La rue nigériane ne lâche rien. “Les manifestants sont catégoriques”, écrit le quotidien The Nation mercredi 14 octobre au matin. Depuis dix jours, les grandes villes du pays ne cessent de se remplir de manifestants. Rien ne semble calmer la colère des jeunes, pas même “le fait que le gouvernement ait accédé à leurs revendications”, constate le quotidien nigérian.
Face à l’ampleur de la colère, le président a en effet annoncé la dissolution immédiate de la Sars, la brigade antibraquage, plus connue pour ses débordements que pour sa lutte contre le crime organisé. Mais désormais, les manifestants disent à Muhammadu Buhari : “Nous voulons la fin des violences policières”, poursuit The Nation. À la manière de Black Lives Matter aux États-Unis, le mouvement sans leader identifié ne cesse d’enfler. Du jamais-vu “depuis plus de dix ans au Nigeria”, constate le site d’information Quartz, qui décrypte la naissance de cette révolte passée des réseaux sociaux à la rue.
Quelque 28 millions de tweets en un week-end
Tout commence le 3 octobre avec un hashtag #EndSARS (en finir avec la Sars), et la vidéo d’une scène violente diffusée sur Twitter.. Des membres de cette brigade controversée laissent un jeune homme pour mort, dans le sud du pays.

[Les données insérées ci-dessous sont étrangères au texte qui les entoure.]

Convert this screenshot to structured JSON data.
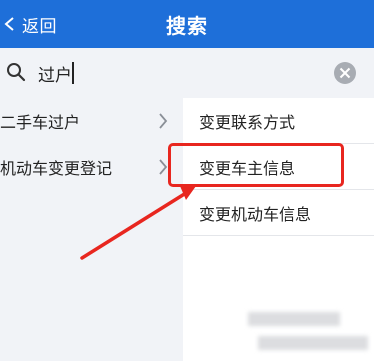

L’indignation se répand alors très vite sur les réseaux sociaux, car “beaucoup de jeunes Nigérians ont eu des démêlés avec la Sars”, tant ses agents se croient tout permis, explique Quartz, qui décrit :
“Les officiers de la Sars ciblent des jeunes et les accusent d’être des voleurs, uniquement parce qu’ils ont sur eux un ordinateur portable ou un smartphone, puis ils demandent des cautions exorbitantes en échange de leur libération. Dans certains cas encore plus extrêmes, ils les obligent même à retirer de l’argent à un distributeur, sous la menace d’armes.”
En seulement un week-end, vingt-huit millions de tweets sont partagés sous le hashtag #EndSARS. Le mouvement de colère est né, mais il ne s’exprime encore que sur un espace virtuel.
Les réseaux sociaux sont alors devenus “un élément clé” pour convoquer les manifestations, et faire passer le mouvement “du monde virtuel au monde réel”, poursuit Quartz, rappelant que le géant ouest-africain compte tant de personnes connectées qu’on estime que, d’ici à 2025, il représentera plus d’un cinquième des “475 millions d’utilisateurs d’Internet mobile d’Afrique subsaharienne”.
Attirer l’attention des stars et des médias internationaux
Sur Twitter et Whatsapp, les jeunes lancent des mots d’ordre et appellent au ralliement. “Par exemple, quelques dizaines de personnes convergent en un lieu pour manifester puis ils partagent leur localisation sur Twitter en appelant des ‘renforts’ – ce qui a permis de voir des foules importantes se former en seulement quelques heures.”
Cette présence sur les réseaux sociaux a également permis de lever des fonds et de rendre la révolte visible aux “grands médias comme la BBC, CNN, Al-Jazeera”, poursuit Quartz, et aux célébrités locales comme internationales. Les superstars de la chanson nigériane comme Wizkid et Burna Boy se sont ainsi fait les porte-voix de la colère des jeunes.
This is just the beginning !! We won our fight to #ENDSARS .. now Reform the Nigerian police !! #Endpolice brutality ! We deserve good governance ! #Endpolicebrutality
— Wizkid (@wizkidayo) October 11, 2020
Puis “des célébrités comme des footballeurs de Premier League en Angleterre ou des stars américaines du hip-hop comme Kanye West et P. Diddy ont aussi partagé le hashtag et manifesté leur soutien” aux Nigérians, poursuit Quartz.
Alors que plusieurs générations ont été traumatisées par les dictatures militaires des années 1970 et 1980, le mouvement est né au sein d’une jeunesse qui n’a pas connu cette époque et n’a plus peur de sortir dans la rue, souligne le site d’information. Prenant les autorités plus que jamais au dépourvu.